Around the year 2000, UP started to involve other universities in editing the journal, which was also meant to ensure greater buy-in and contributions from authors at these other universities. It worked and the journal grew, but there came a time when the editors felt the need for the journal to align more strongly with what was seen as good practice in the international accounting research community. One of the first steps was to require stricter review reports and more extensive revisions. Authors who had been used to being required to do relatively minor revisions and in some cases being able to bluster their way past previous editors were outraged. They largely abandoned the journal in favour of their own new journals they had managed to get onto the DHET list. This was a difficult time for the journal and internationalisation was seen as the only way forward. Emerald was approached to publish the journal to assist with this process (the journal had been published in-house by UP before).
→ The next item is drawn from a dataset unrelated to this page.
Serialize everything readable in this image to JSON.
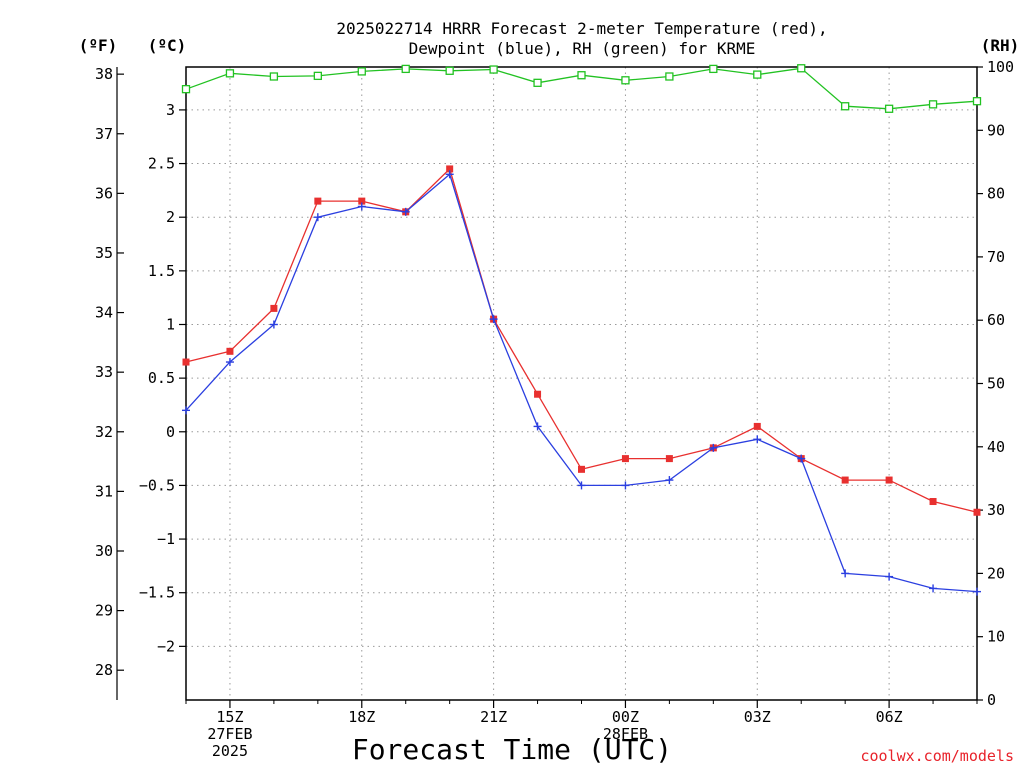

Around this time, in 2012, I agreed to edit the journal, because I had published in the journal and wanted the journal to continue on a sustainable footing. I thought we just needed to get the journal’s ABDC (Australian Business Deans Council) ranking from a C to a B. Thereafter, Australians and New Zealanders would support the journal and I could pass the editing role on to someone else. Well, the ABDC re-ranking exercise in 2013 was always going to be too soon, so Meditari Accountancy Research was ranked a C until the next ABDC journal assessment in 2019, and I felt I had to stay on as editor until the journal got a ranking that reflected the good work that was being done by authors, reviewers, associate editors, the editorial board, and everyone else in the journal’s wider community.

Internationalising the journal involved inviting international colleagues to submit their papers to the journal, appointing them on the editorial board and asking them to review papers. Of course, this had to be done while keeping good relations going with the South African accounting research community, who was more familiar with the journal and saw it as their own. A fine balancing act was required, because it is very difficult to maintain a system where the effort required (to get a paper into the journal) is greater than the reward (in this case getting credit for publishing in a lower ranked journal).

As part of the ‘marketing exercise’, I started the journal’s conferences, with the first one taking place in South Africa in 2014. The conferences had the aims of marketing the journal, making publication in the journal accessible through the feedback process of papers at the conference, and of building the research culture and research skills among South African accounting academics by exposing them to good academic conference practice and the excellent international plenary speakers we invited. Since the SAAA only organised a biennial conference, Meditari took the same time slot every other year, basically a marketing ploy, designed to make it appear as if the Meditari Accountancy Research Conference could stand beside the SAAA Conference. In the end, it could, only because it did. So we had the conference in South Africa every second year and then elsewhere in the world every other year (Bologna, Italy, 2015; Japan, 2017; Korea, 2019; Verona, Italy, 2021, restrictions permitting).

The journal is since 2020 ranked A by the ABDC, which is the second highest ranking. It is also ranked 13th out of the 165 accounting journals on Scopus, according to their CiteScore ranking; and 19th accounting and tax journal, according to Google Scholar metrics. Overall, the journal is now well respected. One of the indications is that one of the top accounting journals, Accounting, Auditing & Accountability Journal, is the journal with the most citations to Meditari Accountancy Research articles. So articles published in the journal is not only getting many citations, as is reflected in the overall citation statistics mentioned, but these citations are also made in articles published in the top journals.

We can all be proud of a journal that was started by a visionary UP academic, which is now a top international journal, thanks to the hard work and support of so many colleagues at UP, from other South African universities, and further afield.